I also know that there are many people whose unhappiness at Obama’s victory goes beyond mere political difference, is steeped in a toxic stew of racial animosity and a bred-in-the-bone fear of anyone who doesn’t look, talk or think like they do.
 
But those people, for the most part, exist in some vague, faraway world with little connection to the one most of us walk through on a daily basis. In our minds, they huddle together in secret—in rundown Midwestern trailer parks, the living rooms of small, rural Southern towns, maybe a heavily fortified compound or two in the wilds of Montana. We know they’re out there.

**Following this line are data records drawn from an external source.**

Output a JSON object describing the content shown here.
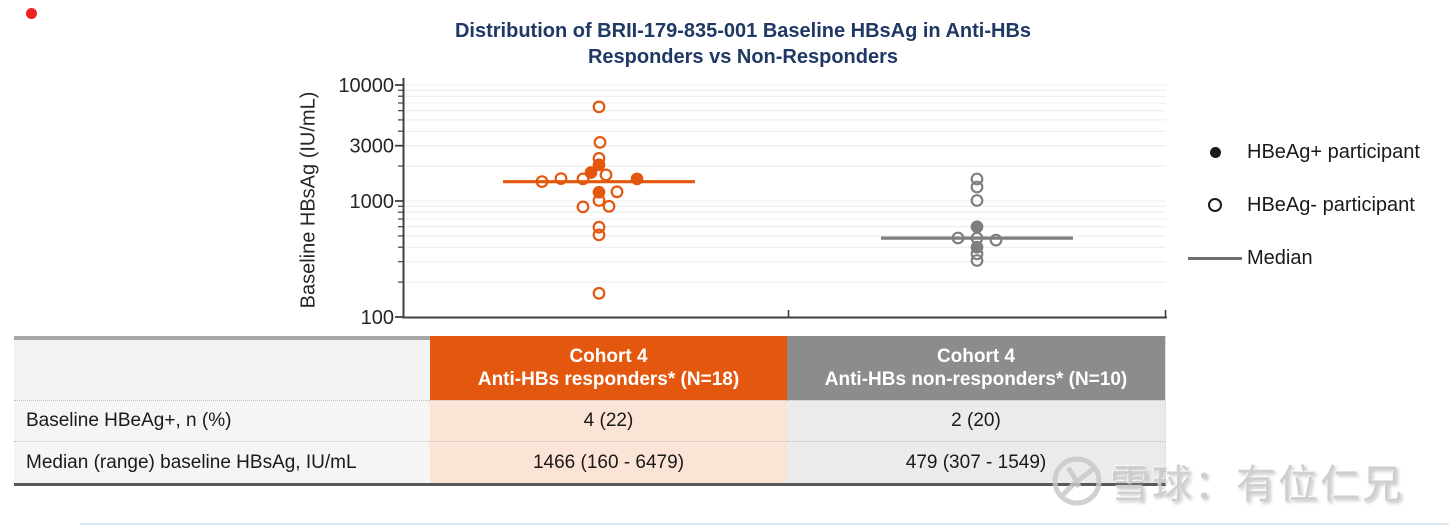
{
  "title": {
    "line1": "Distribution of BRII-179-835-001 Baseline HBsAg in Anti-HBs",
    "line2": "Responders vs Non-Responders",
    "color": "#1F3864"
  },
  "legend": {
    "items": [
      {
        "label": "HBeAg+ participant",
        "marker": "filled-circle"
      },
      {
        "label": "HBeAg- participant",
        "marker": "open-circle"
      },
      {
        "label": "Median",
        "marker": "line"
      }
    ]
  },
  "table": {
    "header": {
      "responders_line1": "Cohort 4",
      "responders_line2": "Anti-HBs responders* (N=18)",
      "non_responders_line1": "Cohort 4",
      "non_responders_line2": "Anti-HBs non-responders* (N=10)"
    },
    "rows": [
      {
        "label": "Baseline HBeAg+, n (%)",
        "responders": "4 (22)",
        "non_responders": "2 (20)"
      },
      {
        "label": "Median (range) baseline HBsAg, IU/mL",
        "responders": "1466 (160 - 6479)",
        "non_responders": "479 (307 - 1549)"
      }
    ],
    "colors": {
      "responders_header_bg": "#E4570E",
      "non_responders_header_bg": "#8C8C8C",
      "responders_cell_bg": "#FBE3D6",
      "non_responders_cell_bg": "#EBEBEB"
    }
  },
  "watermark": {
    "text": "雪球：有位仁兄",
    "logo": "xueqiu-logo"
  },
  "chart_data": {
    "type": "scatter",
    "title": "Distribution of BRII-179-835-001 Baseline HBsAg in Anti-HBs Responders vs Non-Responders",
    "ylabel": "Baseline HBsAg (IU/mL)",
    "yscale": "log",
    "ylim": [
      100,
      10000
    ],
    "yticks": [
      {
        "label": "10000",
        "value": 10000
      },
      {
        "label": "3000",
        "value": 3000
      },
      {
        "label": "1000",
        "value": 1000
      },
      {
        "label": "100",
        "value": 100
      }
    ],
    "grid": "horizontal-log-minor",
    "legend_position": "right",
    "groups": [
      {
        "name": "Cohort 4 Anti-HBs responders* (N=18)",
        "color": "#E4570E",
        "n": 18,
        "median": 1466,
        "range_min": 160,
        "range_max": 6479,
        "points": [
          {
            "value": 6479,
            "filled": false,
            "dx": 0
          },
          {
            "value": 3200,
            "filled": false,
            "dx": 1
          },
          {
            "value": 2330,
            "filled": false,
            "dx": 0
          },
          {
            "value": 2050,
            "filled": true,
            "dx": 0
          },
          {
            "value": 1760,
            "filled": true,
            "dx": -8
          },
          {
            "value": 1680,
            "filled": false,
            "dx": 7
          },
          {
            "value": 1560,
            "filled": false,
            "dx": -38
          },
          {
            "value": 1550,
            "filled": false,
            "dx": -16
          },
          {
            "value": 1550,
            "filled": true,
            "dx": 38
          },
          {
            "value": 1470,
            "filled": false,
            "dx": -57
          },
          {
            "value": 1200,
            "filled": false,
            "dx": 18
          },
          {
            "value": 1190,
            "filled": true,
            "dx": 0
          },
          {
            "value": 1010,
            "filled": false,
            "dx": 0
          },
          {
            "value": 900,
            "filled": false,
            "dx": 10
          },
          {
            "value": 890,
            "filled": false,
            "dx": -16
          },
          {
            "value": 595,
            "filled": false,
            "dx": 0
          },
          {
            "value": 510,
            "filled": false,
            "dx": 0
          },
          {
            "value": 160,
            "filled": false,
            "dx": 0
          }
        ]
      },
      {
        "name": "Cohort 4 Anti-HBs non-responders* (N=10)",
        "color": "#7F7F7F",
        "n": 10,
        "median": 479,
        "range_min": 307,
        "range_max": 1549,
        "points": [
          {
            "value": 1549,
            "filled": false,
            "dx": 0
          },
          {
            "value": 1320,
            "filled": false,
            "dx": 0
          },
          {
            "value": 1010,
            "filled": false,
            "dx": 0
          },
          {
            "value": 600,
            "filled": true,
            "dx": 0
          },
          {
            "value": 480,
            "filled": false,
            "dx": -19
          },
          {
            "value": 479,
            "filled": false,
            "dx": 0
          },
          {
            "value": 460,
            "filled": false,
            "dx": 19
          },
          {
            "value": 400,
            "filled": true,
            "dx": 0
          },
          {
            "value": 350,
            "filled": false,
            "dx": 0
          },
          {
            "value": 307,
            "filled": false,
            "dx": 0
          }
        ]
      }
    ]
  }
}
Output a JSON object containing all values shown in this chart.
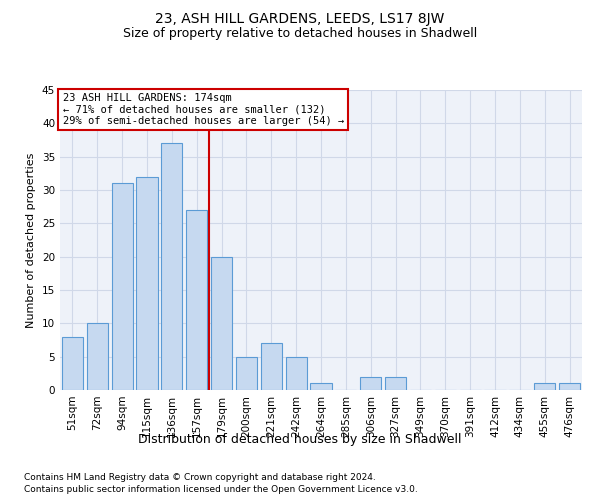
{
  "title": "23, ASH HILL GARDENS, LEEDS, LS17 8JW",
  "subtitle": "Size of property relative to detached houses in Shadwell",
  "xlabel": "Distribution of detached houses by size in Shadwell",
  "ylabel": "Number of detached properties",
  "footnote1": "Contains HM Land Registry data © Crown copyright and database right 2024.",
  "footnote2": "Contains public sector information licensed under the Open Government Licence v3.0.",
  "categories": [
    "51sqm",
    "72sqm",
    "94sqm",
    "115sqm",
    "136sqm",
    "157sqm",
    "179sqm",
    "200sqm",
    "221sqm",
    "242sqm",
    "264sqm",
    "285sqm",
    "306sqm",
    "327sqm",
    "349sqm",
    "370sqm",
    "391sqm",
    "412sqm",
    "434sqm",
    "455sqm",
    "476sqm"
  ],
  "values": [
    8,
    10,
    31,
    32,
    37,
    27,
    20,
    5,
    7,
    5,
    1,
    0,
    2,
    2,
    0,
    0,
    0,
    0,
    0,
    1,
    1
  ],
  "bar_color": "#c6d9f0",
  "bar_edge_color": "#5b9bd5",
  "grid_color": "#d0d8e8",
  "background_color": "#eef2f9",
  "property_line_x": 5.5,
  "annotation_text1": "23 ASH HILL GARDENS: 174sqm",
  "annotation_text2": "← 71% of detached houses are smaller (132)",
  "annotation_text3": "29% of semi-detached houses are larger (54) →",
  "annotation_box_color": "#cc0000",
  "ylim": [
    0,
    45
  ],
  "yticks": [
    0,
    5,
    10,
    15,
    20,
    25,
    30,
    35,
    40,
    45
  ],
  "title_fontsize": 10,
  "subtitle_fontsize": 9,
  "ylabel_fontsize": 8,
  "xlabel_fontsize": 9,
  "tick_fontsize": 7.5,
  "annotation_fontsize": 7.5,
  "footnote_fontsize": 6.5
}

We feel their presence. But it’s largely indistinct, shadowy, like the threat of a terror attack on homeland soil. It doesn’t touch us. It can’t happen here.

People like Chad, however, are different. They’re not fearful loners or religious zealots. And most of them aren’t given to knee-jerk prejudices. I’ve known Chad for more than 20 years, and I honestly don’t believe him to be a racist. He’s smart, well-informed, a respected professional with a broad range of interests and a generous heart. And I believe that for the most part, he’s come to his political opinions honestly, through much consideration and observation.

And yet. My friend not only believes that Obama’s “spread the wealth” philosophy carries echoes of socialism, as many critics have pointed out; he believes it’s only a matter of time before Obama happily hands the keys to the country to Vladimir Putin. This otherwise reasonable, agreeable, funny and deeply likeable guy’s genuine beliefs and doubts have been fanned into roaring flames of distrust and obsession by right-wing radio blowhards and glib TV pundits for whom “fair and balanced” is just a crafty euphemism for the fears and biases they skillfully exploit in the name of ratings and personal glory.

Is Barack Obama perfect? No. Are there real differences of opinion in the electorate that should be debated and addressed? Yes. But that debate isn't going to happen, because Rush Limbaugh, Sean Hannity and screechy weasels like Mark Levin and Michael Savage maintain a 24-hour drumbeat of apprehension, loathing and panic, wearing down the rational centers of the brains of people like Chad. Invited into the cars, homes and offices of sensible men and women, they introduce a corrosive agent into the national conversation, infecting it with a cancerous rot.

I’m not letting Chad off the hook; he’s a grown-up, and he’s chosen to swallow the poison peddled by the fearmongers who’ve insinuated themselves into the infrastructure of the Republican Party. Still, I’m deeply saddened by what I view as Chad’s skewed perspective. And I’m concerned about our own, as well. It’s easy, after all, to recognize the obvious nuts, the racists and the conspiracy theorists, for what they are. It’s a little more difficult, sometimes, to spot those troubled souls who hover in the purgatory between partisan politics and paranoia. SP 

Kevin Forest Moreau is Editor in Chief of The Sunday Paper.